Tampoco me simpatizan esas corrientes que
proponen repetir afirmaciones positivas cuyos efectos mágicos aparecerán por el
sólo hecho de repetirlas hasta el cansancio. Para obtener resultados, siempre
tuve que poner el cuerpo y mente en acción. Eso sigue vigente en mi vida hasta
el día de hoy a pesar que me gustaría que la magia funcione a tracción de
palabras solamente.
La peor batalla es siempre la que me presenta
ese ejército de pequeños “gremlins
pica-sesos”, cada vez que me propongo salir de mis áreas de confort y
arriesgar nuevos escenarios. Su misión es objetar cualquier movida que pueda
poner en riesgo el statu quo. La unión hace la fuerza, dicen y la suma de cada
una de esas pequeñas voces termina constituyéndose en un poderoso alarido
interno que invade mi mente con cada una de mis creencias limitadoras. Actúa como
un virus, infectando lenta y sutilmente
mis pensamientos, generando escenarios imaginarios,catastróficos y
paralizantes. Este proceso es el peor y más
toxico de mis hábitos mentales. La meditación fue la gran medicina que me ayuda
a reconocerlo y evitarlo. Aquietar la mente genera una fuente de energía inimaginable
que luego uno puede invertir en lo que lo haga más feliz.

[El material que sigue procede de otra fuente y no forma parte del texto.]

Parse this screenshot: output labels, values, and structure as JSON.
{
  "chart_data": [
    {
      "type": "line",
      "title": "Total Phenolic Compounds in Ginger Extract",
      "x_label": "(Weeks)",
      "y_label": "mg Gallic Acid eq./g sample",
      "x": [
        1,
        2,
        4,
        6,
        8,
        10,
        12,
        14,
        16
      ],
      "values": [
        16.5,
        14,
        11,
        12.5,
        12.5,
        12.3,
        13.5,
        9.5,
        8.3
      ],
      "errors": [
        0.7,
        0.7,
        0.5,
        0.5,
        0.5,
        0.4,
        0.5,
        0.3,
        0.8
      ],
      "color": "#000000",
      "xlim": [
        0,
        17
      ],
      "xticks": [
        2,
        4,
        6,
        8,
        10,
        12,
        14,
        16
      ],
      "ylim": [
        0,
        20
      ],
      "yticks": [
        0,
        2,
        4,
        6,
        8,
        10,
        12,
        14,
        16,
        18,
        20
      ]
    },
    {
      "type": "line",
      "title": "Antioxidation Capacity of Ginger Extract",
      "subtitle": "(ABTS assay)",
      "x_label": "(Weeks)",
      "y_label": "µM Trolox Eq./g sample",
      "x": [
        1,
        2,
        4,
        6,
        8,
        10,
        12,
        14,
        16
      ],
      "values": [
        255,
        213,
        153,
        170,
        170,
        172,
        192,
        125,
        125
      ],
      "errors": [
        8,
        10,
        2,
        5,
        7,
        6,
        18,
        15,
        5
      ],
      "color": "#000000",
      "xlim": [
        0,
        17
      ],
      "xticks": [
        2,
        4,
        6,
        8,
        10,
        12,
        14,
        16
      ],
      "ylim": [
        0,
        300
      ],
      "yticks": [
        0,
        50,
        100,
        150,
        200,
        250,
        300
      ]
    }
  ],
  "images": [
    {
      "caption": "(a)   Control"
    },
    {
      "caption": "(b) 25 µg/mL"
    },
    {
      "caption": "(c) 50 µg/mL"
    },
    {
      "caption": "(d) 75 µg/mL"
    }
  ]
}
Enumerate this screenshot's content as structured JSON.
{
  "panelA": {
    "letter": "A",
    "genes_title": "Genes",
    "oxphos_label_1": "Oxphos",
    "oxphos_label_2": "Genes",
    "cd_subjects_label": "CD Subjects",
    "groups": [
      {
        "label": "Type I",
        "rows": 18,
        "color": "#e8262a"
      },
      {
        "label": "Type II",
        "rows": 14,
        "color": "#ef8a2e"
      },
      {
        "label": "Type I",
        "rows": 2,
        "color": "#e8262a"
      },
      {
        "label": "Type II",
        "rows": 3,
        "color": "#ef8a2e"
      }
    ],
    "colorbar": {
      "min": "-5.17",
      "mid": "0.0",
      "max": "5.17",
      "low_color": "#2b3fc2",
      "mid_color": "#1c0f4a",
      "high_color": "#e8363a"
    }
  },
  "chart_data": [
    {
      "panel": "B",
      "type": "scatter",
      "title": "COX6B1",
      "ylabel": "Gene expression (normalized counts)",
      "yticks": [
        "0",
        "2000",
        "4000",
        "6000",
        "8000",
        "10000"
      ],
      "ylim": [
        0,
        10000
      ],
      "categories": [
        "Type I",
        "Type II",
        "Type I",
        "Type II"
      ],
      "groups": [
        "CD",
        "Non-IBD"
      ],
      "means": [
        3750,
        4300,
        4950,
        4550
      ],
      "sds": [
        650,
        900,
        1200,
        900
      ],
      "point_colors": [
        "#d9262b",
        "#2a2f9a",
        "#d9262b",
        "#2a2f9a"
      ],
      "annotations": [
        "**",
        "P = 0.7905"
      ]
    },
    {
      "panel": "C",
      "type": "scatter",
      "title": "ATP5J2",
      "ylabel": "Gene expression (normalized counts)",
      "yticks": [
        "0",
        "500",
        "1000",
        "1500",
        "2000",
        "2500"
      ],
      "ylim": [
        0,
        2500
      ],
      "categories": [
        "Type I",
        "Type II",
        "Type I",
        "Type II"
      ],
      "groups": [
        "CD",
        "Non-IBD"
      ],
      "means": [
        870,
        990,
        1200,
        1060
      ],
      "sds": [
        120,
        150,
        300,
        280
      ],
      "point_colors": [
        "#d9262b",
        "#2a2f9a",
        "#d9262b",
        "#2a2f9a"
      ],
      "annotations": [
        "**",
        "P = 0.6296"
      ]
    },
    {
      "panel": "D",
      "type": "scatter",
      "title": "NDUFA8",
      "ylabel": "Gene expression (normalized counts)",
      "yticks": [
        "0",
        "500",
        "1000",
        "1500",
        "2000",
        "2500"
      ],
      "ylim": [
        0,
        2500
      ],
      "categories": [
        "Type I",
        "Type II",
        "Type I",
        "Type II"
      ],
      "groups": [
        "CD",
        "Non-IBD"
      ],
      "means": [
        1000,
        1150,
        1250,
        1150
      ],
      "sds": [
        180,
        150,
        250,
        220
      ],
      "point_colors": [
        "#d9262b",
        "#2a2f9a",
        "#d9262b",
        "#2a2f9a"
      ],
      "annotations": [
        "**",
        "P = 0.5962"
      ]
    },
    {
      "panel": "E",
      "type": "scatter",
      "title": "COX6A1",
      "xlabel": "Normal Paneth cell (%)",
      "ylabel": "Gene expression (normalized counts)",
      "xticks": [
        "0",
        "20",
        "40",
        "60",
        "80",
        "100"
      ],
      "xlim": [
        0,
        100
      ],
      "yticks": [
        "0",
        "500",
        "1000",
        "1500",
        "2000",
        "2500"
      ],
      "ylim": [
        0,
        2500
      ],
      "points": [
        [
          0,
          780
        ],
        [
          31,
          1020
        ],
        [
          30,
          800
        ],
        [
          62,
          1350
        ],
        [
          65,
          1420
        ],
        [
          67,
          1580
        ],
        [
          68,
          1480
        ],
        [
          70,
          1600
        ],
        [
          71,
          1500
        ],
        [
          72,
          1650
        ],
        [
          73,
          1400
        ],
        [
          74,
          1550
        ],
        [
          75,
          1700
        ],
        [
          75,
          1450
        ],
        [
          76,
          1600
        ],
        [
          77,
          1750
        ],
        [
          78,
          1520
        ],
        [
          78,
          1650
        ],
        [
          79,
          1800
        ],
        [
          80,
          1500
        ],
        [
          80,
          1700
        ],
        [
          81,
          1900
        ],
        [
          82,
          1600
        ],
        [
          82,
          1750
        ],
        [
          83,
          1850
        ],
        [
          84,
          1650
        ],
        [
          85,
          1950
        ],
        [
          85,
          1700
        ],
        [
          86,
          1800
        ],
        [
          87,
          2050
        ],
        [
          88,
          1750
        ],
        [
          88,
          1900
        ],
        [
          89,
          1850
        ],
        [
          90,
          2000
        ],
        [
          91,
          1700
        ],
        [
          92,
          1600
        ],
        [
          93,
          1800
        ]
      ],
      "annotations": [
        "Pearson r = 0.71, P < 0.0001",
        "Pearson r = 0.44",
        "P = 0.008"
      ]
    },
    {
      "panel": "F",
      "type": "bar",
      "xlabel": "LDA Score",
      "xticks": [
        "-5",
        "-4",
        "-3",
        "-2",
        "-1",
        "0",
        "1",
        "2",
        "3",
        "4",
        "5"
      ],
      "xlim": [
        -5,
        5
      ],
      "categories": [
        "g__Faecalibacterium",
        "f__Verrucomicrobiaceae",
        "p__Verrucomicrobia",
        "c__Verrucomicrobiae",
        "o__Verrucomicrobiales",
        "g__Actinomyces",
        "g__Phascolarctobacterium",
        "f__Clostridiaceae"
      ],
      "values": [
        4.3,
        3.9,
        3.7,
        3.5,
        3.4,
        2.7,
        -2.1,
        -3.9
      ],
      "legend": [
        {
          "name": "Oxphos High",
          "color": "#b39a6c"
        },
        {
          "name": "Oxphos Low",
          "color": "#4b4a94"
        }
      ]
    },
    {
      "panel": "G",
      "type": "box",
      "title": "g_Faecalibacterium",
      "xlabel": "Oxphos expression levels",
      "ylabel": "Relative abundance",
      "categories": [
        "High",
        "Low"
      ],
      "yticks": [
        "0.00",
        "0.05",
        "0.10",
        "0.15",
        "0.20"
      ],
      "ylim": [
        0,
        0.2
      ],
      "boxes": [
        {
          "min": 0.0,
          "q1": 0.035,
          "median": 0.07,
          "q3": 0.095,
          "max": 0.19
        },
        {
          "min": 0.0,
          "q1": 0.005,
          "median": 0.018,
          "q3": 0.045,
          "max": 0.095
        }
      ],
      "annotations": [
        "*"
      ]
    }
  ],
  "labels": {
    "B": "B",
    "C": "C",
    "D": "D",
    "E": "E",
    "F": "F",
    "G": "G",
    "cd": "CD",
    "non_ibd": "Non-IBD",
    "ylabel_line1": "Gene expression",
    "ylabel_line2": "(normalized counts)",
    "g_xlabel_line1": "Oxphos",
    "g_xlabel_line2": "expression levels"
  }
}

Estos días observé cuál es mi diálogo
interno, cómo es el tráfico de mis pensamientos, cuál es el beneficio de sostener hábitos tóxicos,
para qué hacerlo, de qué modo me hablo a
mí misma, cómo influye eso en mis
emociones, estados de ánimos, en mis acciones y finalmente, en la forma que
quiero estar en el mundo.
Aprendí que no es un tema menor de qué manera
alimento mi mente. Mis pensamientos son la materia prima de mis emociones y
acciones. En la medida que elija más y mejores pensamientos, voy a tomar mejores decisiones, forjare relaciones
interpersonales más significativas y mi vida será más armónica, saludable y
feliz. Todo esto sólo puede impactar positivamente en mi entorno más cercano y así
sucesivamente, en contextos más lejanos.
Desde mi mirada, el mundo es una construcción
o manifestación de nuestra consciencia
colectiva, por lo tanto, si queremos un mundo mejor, el cambio debe
empezar por uno. Si cambio yo, cambia el mundo.